Graphics Do new chips perform better than release day versions?

Discussion in 'Hardware' started by Farting Bob, 12 Jan 2012.

  1. Farting Bob

    Farting Bob What's a Dremel?

    Joined:
    21 Jan 2009
    Posts:
    469
    Likes Received:
    13
    Difficult to explain what i mean in the short title, but essentially: Will a chip manufactured near the end of its life cycle perform differently in any way to an identically designed chip you could buy on release day?

    As an example: if you purchased 1000 ATI 5870 chips when it was first released way back in the day, would they average out to be slightly worse (power consumption, performance, overclocking or any metric really) than 1000 5870 chips produced in the last few batches before ATI decides to stop making them?
    With improved manufacturing process and yields over the course of a year or 2 that a specific chip would be produced on the same scale would otherwise identically designed chips would that chip have less bad transistors and therefor perform better or have less leaky transistors so consume less?

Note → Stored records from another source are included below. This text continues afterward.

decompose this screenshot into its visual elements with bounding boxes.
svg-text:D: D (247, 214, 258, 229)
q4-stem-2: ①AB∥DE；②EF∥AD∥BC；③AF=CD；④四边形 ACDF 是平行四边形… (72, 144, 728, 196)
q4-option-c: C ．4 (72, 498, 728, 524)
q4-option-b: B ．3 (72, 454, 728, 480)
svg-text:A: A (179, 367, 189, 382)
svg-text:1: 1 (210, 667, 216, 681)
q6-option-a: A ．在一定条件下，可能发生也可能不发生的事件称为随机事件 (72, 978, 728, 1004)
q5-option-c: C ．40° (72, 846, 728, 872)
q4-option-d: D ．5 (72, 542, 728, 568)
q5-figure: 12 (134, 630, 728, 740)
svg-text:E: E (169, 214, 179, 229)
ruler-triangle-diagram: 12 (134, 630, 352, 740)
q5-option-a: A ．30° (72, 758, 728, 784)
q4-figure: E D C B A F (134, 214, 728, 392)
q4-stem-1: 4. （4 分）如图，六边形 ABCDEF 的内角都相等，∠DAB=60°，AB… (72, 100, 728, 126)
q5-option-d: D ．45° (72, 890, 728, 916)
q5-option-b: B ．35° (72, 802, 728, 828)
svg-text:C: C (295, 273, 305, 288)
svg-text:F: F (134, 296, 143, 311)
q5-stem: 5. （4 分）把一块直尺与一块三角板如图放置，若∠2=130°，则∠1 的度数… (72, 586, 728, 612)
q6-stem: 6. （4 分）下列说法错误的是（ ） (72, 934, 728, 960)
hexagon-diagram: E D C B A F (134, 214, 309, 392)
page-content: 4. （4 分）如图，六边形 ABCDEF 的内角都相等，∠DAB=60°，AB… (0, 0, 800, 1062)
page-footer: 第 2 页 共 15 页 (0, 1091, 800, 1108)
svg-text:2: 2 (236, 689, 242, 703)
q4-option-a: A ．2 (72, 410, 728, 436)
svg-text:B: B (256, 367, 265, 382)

    I know each chip will perform slightly better or worse than others (overclocking is a great example of this) some chips just overclock better. Would the average chip migrate towards the better overclocking numbers over time? Or have marginally less power consumption at the reference speed.
    I would assume so, even if the difference is near impossible to measure in the real world. Just something i was wondering to myself.
     
  2. padrejones2001

    padrejones2001 Puppy Love

    Joined:
    17 Jun 2004
    Posts:
    1,434
    Likes Received:
    15
    In short, yes. Every manufacturer releases revisions of their products, whether they're graphics cards, processors, motherboards, monitors, etc. These revisions will typically be printed right on the product, so that the end user can easily find out which revision they have.

    As for processors specifically, there are different steppings that are released over time, but it has more to do with the batch as a whole. Sometimes manufacturers will cherry pick processors that perform especially well or run cooler and release them as "golden samples." This especially common in the graphics card industry.
     
  3. Elton

    Elton Officially a Whisky Nerd

    Joined:
    23 Jan 2009
    Posts:
    8,577
    Likes Received:
    196
    Well if you don't count binning, then I would presume that later batches would tend to be at the very least slightly more overclockable. Not that the EVGA Cheesecake or Classified cards didn't appear until a while later, and the Super OC'able GPUs tend to come out a bit later in their life cycles.

    Over time when a process is matured, the chips tend to be better in general. Look at CPUs, usually revisions do quite a bit of good.